Apollonia raconte Poilâne

Des grains aux pains : sous ce titre explicite, Apollonia Poilâne raconte la vie de sa maison, rend hommage aux siens, livre ses belles recettes autour du pain. Et surtout, dans une bouleversante préface, elle adresse une magnifique lettre posthume à ses parents, Lionel et Ibu disparus le 31 octobre 2002, dans un tragique accident d’hélicoptère dans la baie du Mont Saint-Michel. Difficile de ne pas lire son texte sans retenir ses larmes. « Poilâne, des grains aux pains », précise-t-elle, « est un livre qui raconte la tradition boulangère commencée par mon grand-père, Pierre, en 1932. Comment mon père, Lionel Poilâne, a développé avec ma maman notre boulangerie de quartier en une entreprise familiale de renommée internationale. Et comment j’ai pris la relève en 2002, suite à son décès brutal. Ce livre est une déclaration d’amour pour mon métier, ou comment nos pains, biscuits et pâtisseries boulangères sont non seulement des nourritures mais peuvent devenir des ingrédients ! ». Parution du livre en librairie le 20 novembre prochain.

Hesse et le « bife » argentin

Oivier Camus La Guérnière et Nicolas Hesse © DR

Dans la famille Hesse, on demande le neveu. On connaissait Jean-François, patron de l’Agence Transversal, patron du Cheese Day de la Cheese Week. Voilà Nicolas, fils de son frère Thierry, jeune businessman de 32 ans, qui a travaillé avec son père, notamment à Buenos Aires, saisi par l’amour de la cuisine argentine et de l’exceptionnelle viande des gauchos qu’il propose dans une table toute neuve, l’Estancia, au 27-29 quai des Grands Augustins.

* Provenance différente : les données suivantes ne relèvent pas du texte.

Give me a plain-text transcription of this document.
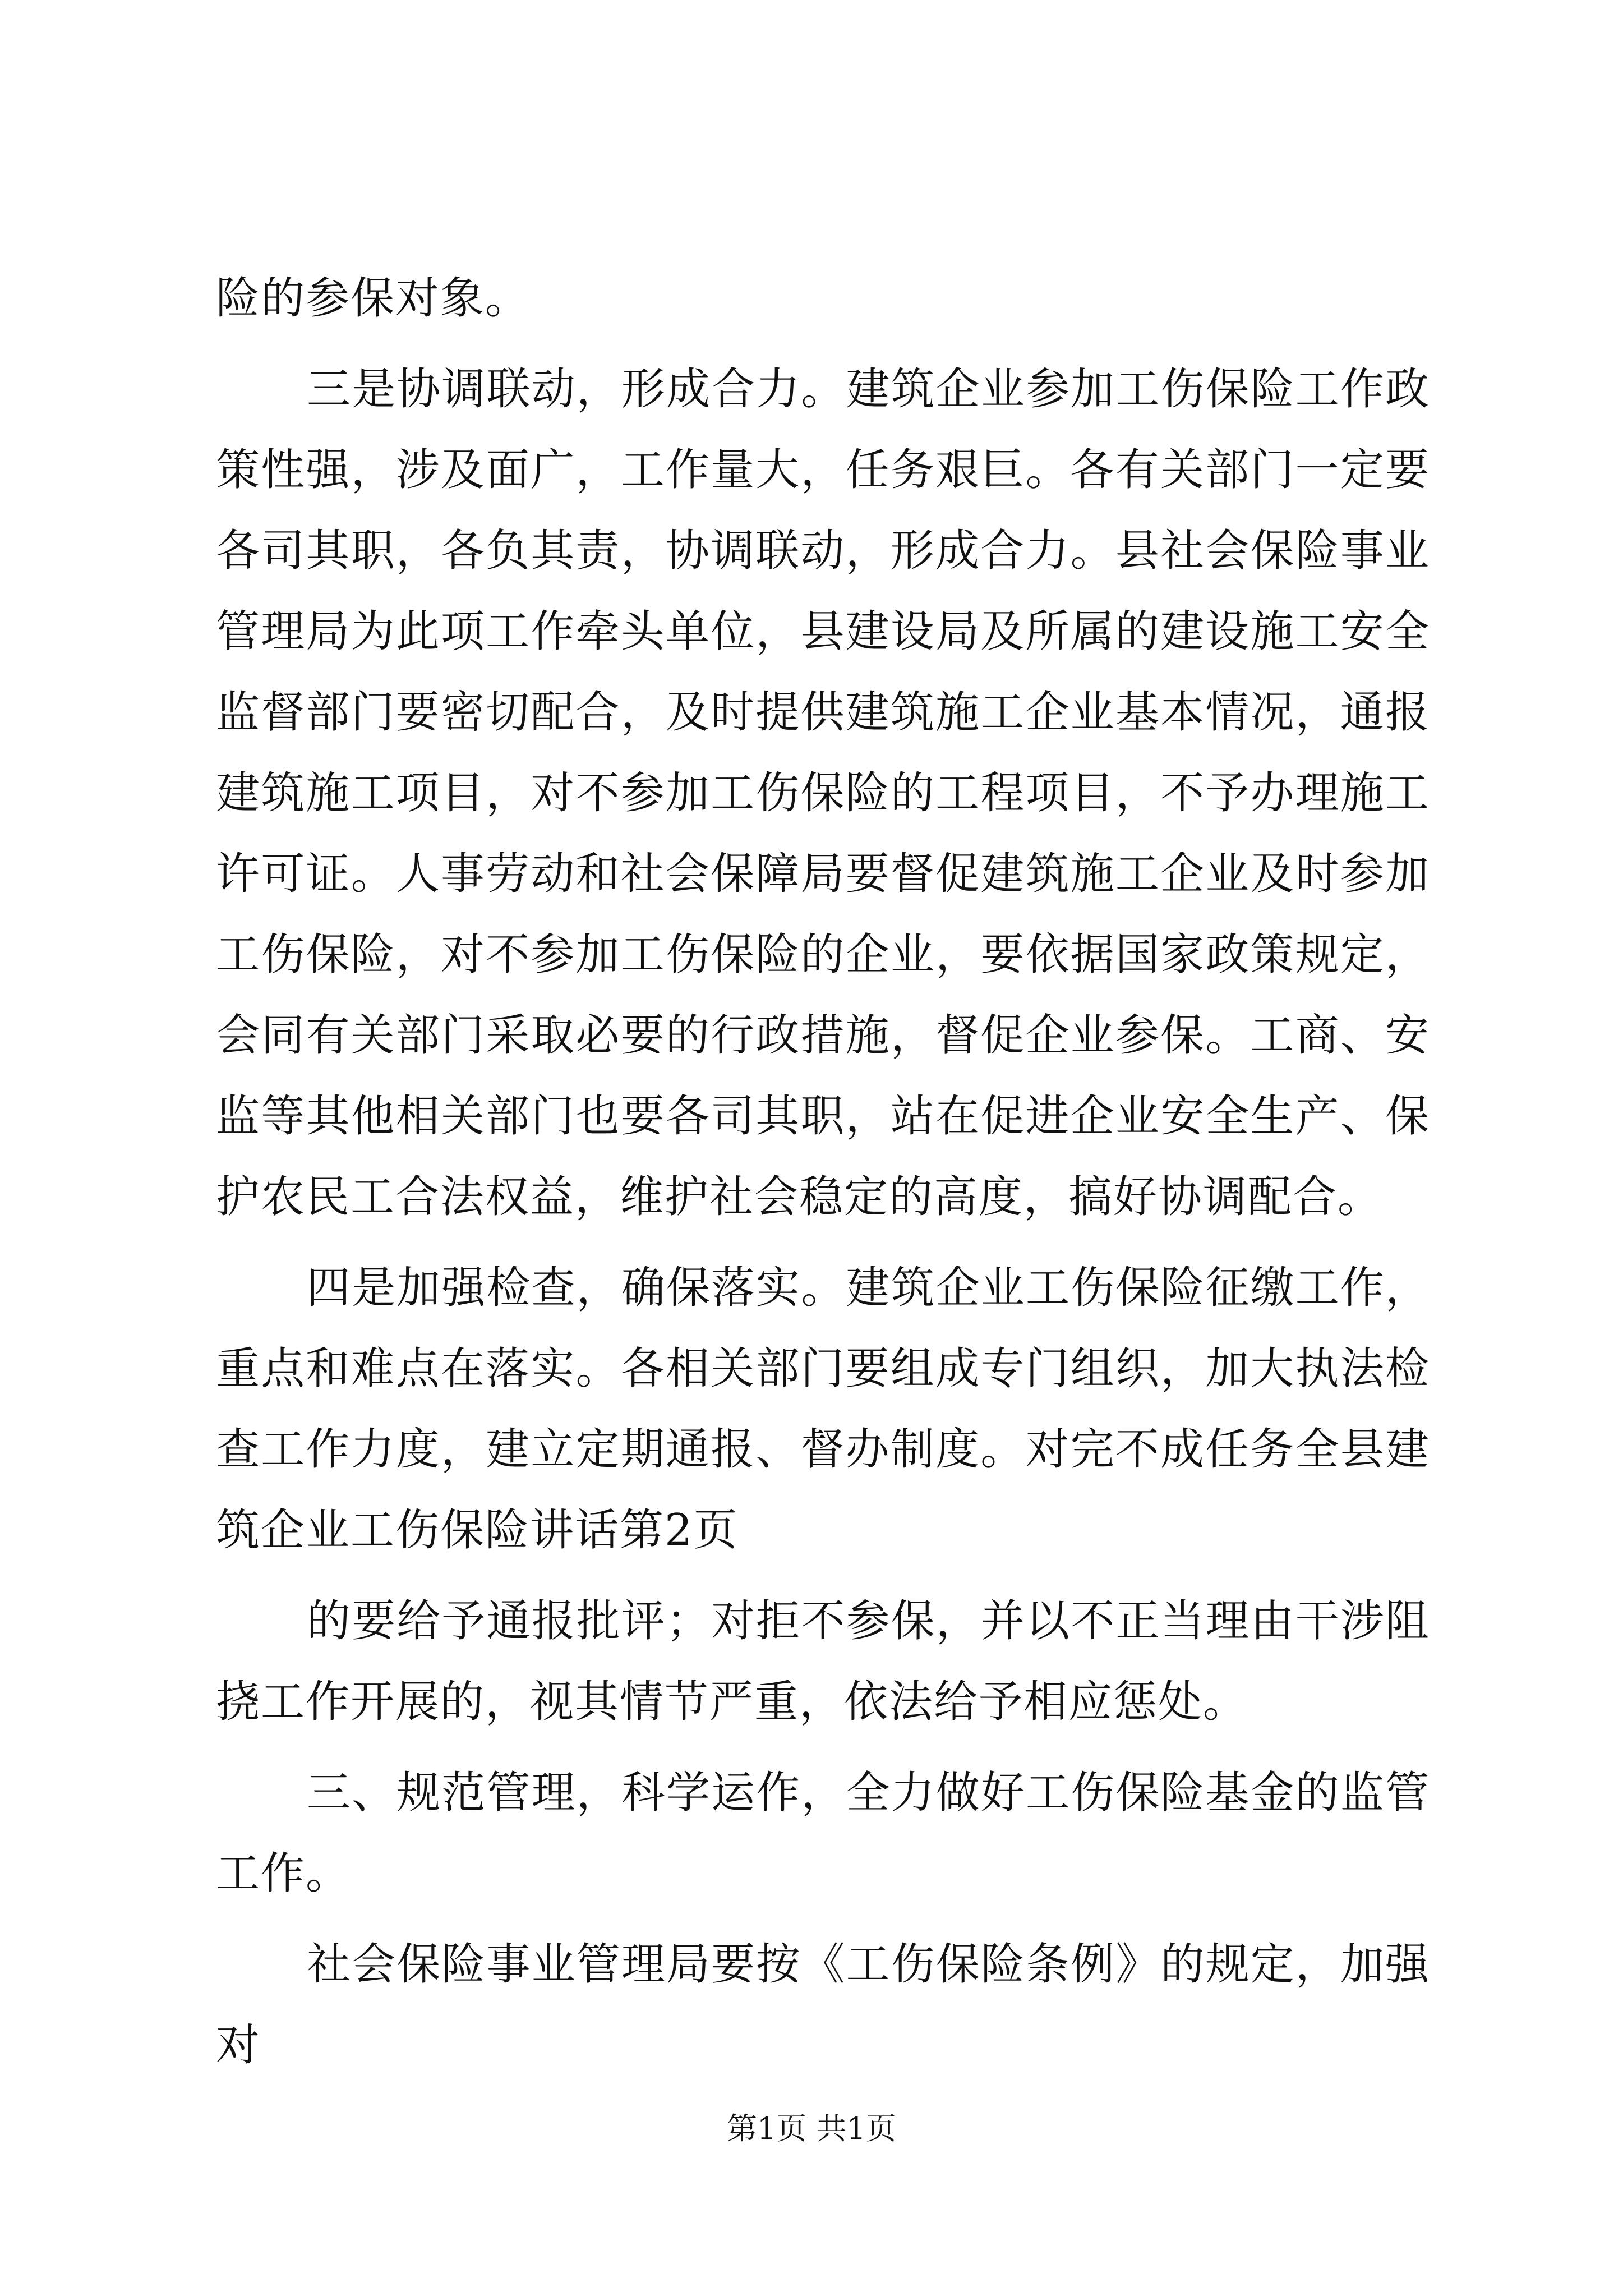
险的参保对象。

三是协调联动，形成合力。建筑企业参加工伤保险工作政策性强，涉及面广，工作量大，任务艰巨。各有关部门一定要各司其职，各负其责，协调联动，形成合力。县社会保险事业管理局为此项工作牵头单位，县建设局及所属的建设施工安全监督部门要密切配合，及时提供建筑施工企业基本情况，通报建筑施工项目，对不参加工伤保险的工程项目，不予办理施工许可证。人事劳动和社会保障局要督促建筑施工企业及时参加工伤保险，对不参加工伤保险的企业，要依据国家政策规定，会同有关部门采取必要的行政措施，督促企业参保。工商、安监等其他相关部门也要各司其职，站在促进企业安全生产、保护农民工合法权益，维护社会稳定的高度，搞好协调配合。

四是加强检查，确保落实。建筑企业工伤保险征缴工作，重点和难点在落实。各相关部门要组成专门组织，加大执法检查工作力度，建立定期通报、督办制度。对完不成任务全县建筑企业工伤保险讲话第2页

的要给予通报批评；对拒不参保，并以不正当理由干涉阻挠工作开展的，视其情节严重，依法给予相应惩处。

三、规范管理，科学运作，全力做好工伤保险基金的监管工作。

社会保险事业管理局要按《工伤保险条例》的规定，加强对

第1页 共1页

Le lieu, avec ses 70 couverts à l’intérieur, ses 50 en terrasse, devient le plus grand restaurant argentin de Paris, servant « bife de lomo », « bife ancho », mais aussi empanadas et duce de leche, sous la houlette du chef Olivier Camus La Guérinière, ancien du Renoma Café. Menus à prix modiques au déjeuner (14,90, 19,90, 29,90 €). Tél. : 01 43 29 67 12.

Pierre-Louis Renou au Fairmont Monaco

Pierre-Louis Renou © AA

Après un parcours professionnel – national et international – sans faute dans les groupes Concorde, Hilton et Accor, Pierre-Louis Renou qui était depuis juillet 2013 le directeur général des hôtels Barrière de Cannes, le Majestic et le Gray d’Albion, va prendre la succession de Xavier F. Rugeroni, directeur général du Fairmont Monte-Carlo et Vice-Président régional de Fairmont pour Monaco, l’Italie, l’Espagne ainsi que le Portugal. Ce dernier, en effet, a fait valoir ses droits à la retraite. Joli challenge pour Renou, brillant meneur d’hommes qui retrouve ainsi le groupe Accor propriétaire depuis 2016 de l’enseigne Fairmont/Raffles Hôtels International.